Notice: The reproducibility variables underlying each score are classified using an automated LLM-based pipeline, validated against a manually labeled dataset. LLM-based classification introduces uncertainty and potential bias; scores should be interpreted as estimates. Full accuracy metrics and methodology are described in [1].

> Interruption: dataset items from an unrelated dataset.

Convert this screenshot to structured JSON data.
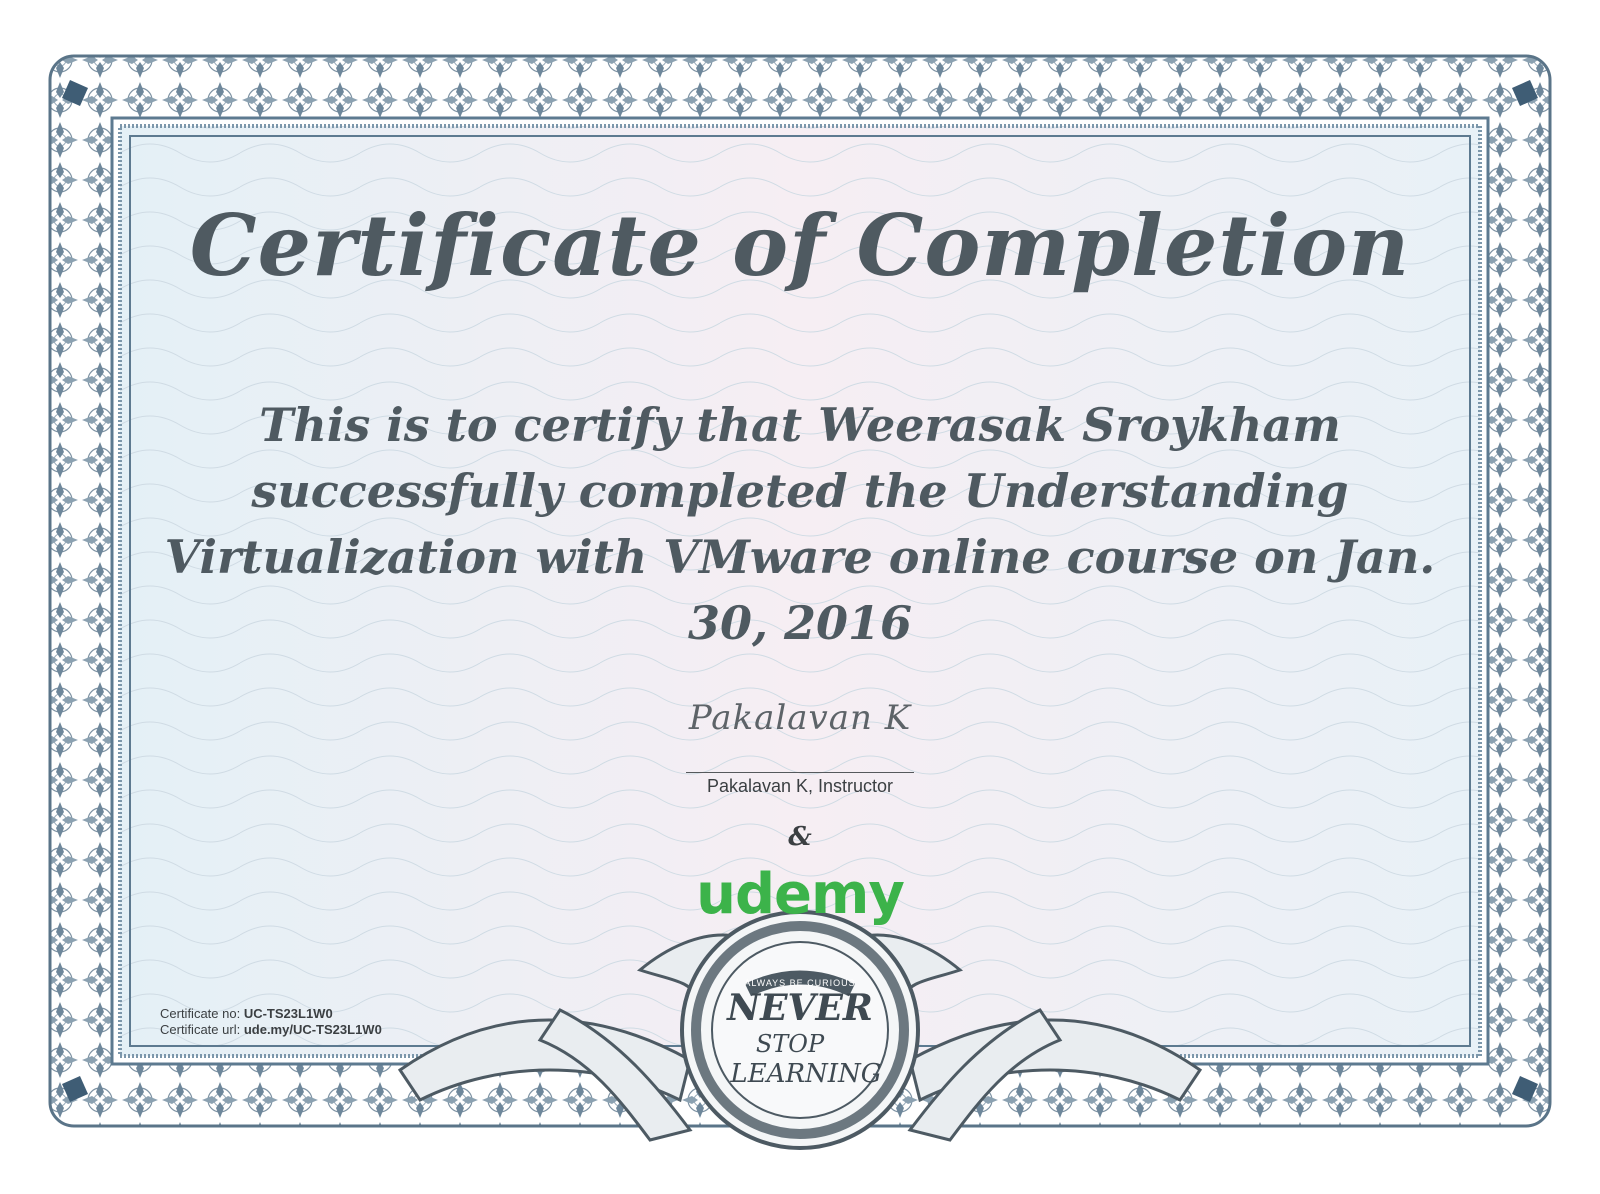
{
  "certificate": {
    "title": "Certificate of Completion",
    "body_lines": [
      "This is to certify that Weerasak Sroykham",
      "successfully completed the Understanding",
      "Virtualization with VMware online course on Jan.",
      "30, 2016"
    ],
    "signature_script": "Pakalavan K",
    "signature_caption": "Pakalavan K, Instructor",
    "ampersand": "&",
    "logo_text": "udemy",
    "certificate_no_label": "Certificate no:",
    "certificate_no": "UC-TS23L1W0",
    "certificate_url_label": "Certificate url:",
    "certificate_url": "ude.my/UC-TS23L1W0",
    "seal": {
      "top_text": "ALWAYS BE CURIOUS",
      "line1": "NEVER",
      "line2": "STOP",
      "line3": "LEARNING"
    }
  },
  "colors": {
    "text": "#4f5a61",
    "frame": "#55738c",
    "logo": "#3cb34a",
    "panel_left": "#e6f1f6",
    "panel_mid": "#f5eef3",
    "panel_right": "#e9f1f6"
  }
}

Model Fusion through Bayesian Optimization in Language Model Fine-Tuning

Authors: Chaeyun Jang, Hyungi Lee, Jungtaek Kim, Juho Lee

NeurIPS 2024 | Venue PDF | LLM Run Details

Reproducibility Variable Result LLM Response
Research Type Experimental Experiments across various downstream tasks show considerable performance improvements using our Bayesian optimization-guided method. In this section, we present empirical results demonstrating the effectiveness of BOMF in various NLP tasks.
Researcher Affiliation Academia Chaeyun Jang KAIST EMAIL Hyungi Lee KAIST EMAIL Jungtaek Kim University of Pittsburgh EMAIL Juho Lee KAIST EMAIL
Pseudocode Yes Refer to Algorithm 1 in Appendix B for the summary of BOMF.
Open Source Code Yes Code will be available at: https://github.com/chaeyoon-jang/bomf.git.
Open Datasets Yes For the RoBERTa model, we evaluated the performance for classification and utilized a subset of the GLUE benchmark [65]. For the T5-base model, we utilize the Stanford Question Answering Dataset (SQuAD 2.0) [52]. For the summarization task, we employed the Samsung Abstractive Messenger Summarization (SAMSum) dataset [19]. Korean Medical Multiple Choice Question Answering (Kor Med MCQA) dataset [32].
Dataset Splits Yes In this paper, we explore the process of fine-tuning PLMs using two types of datasets: a downstream training dataset Dtrn and a validation dataset Dval. The Recognizing Textual Entailment (RTE) task... comprising 2,490 training instances and 277 validation instances.
Hardware Specification Yes These experiments are rigorously conducted on high-performance computing hardware, specifically NVIDIA RTX 3090 and NVIDIA RTX A6000 GPUs, to ensure the efficiency and scalability of our models.
Software Dependencies Yes Our implementation leverages key libraries, including PyTorch 2.0.1 [49], Huggingface Transformers [69], and BoTorch [4], to construct a robust framework for our experiments.
Experiment Setup Yes Additionally, specific details on the fine-tuning methods can be found in Table 5. Details on our fine-tuning procedures are provided in Table 6. Details of our fine-tuning process are provided in Table 7. More specific details about the model and experiments can be found in Table 8.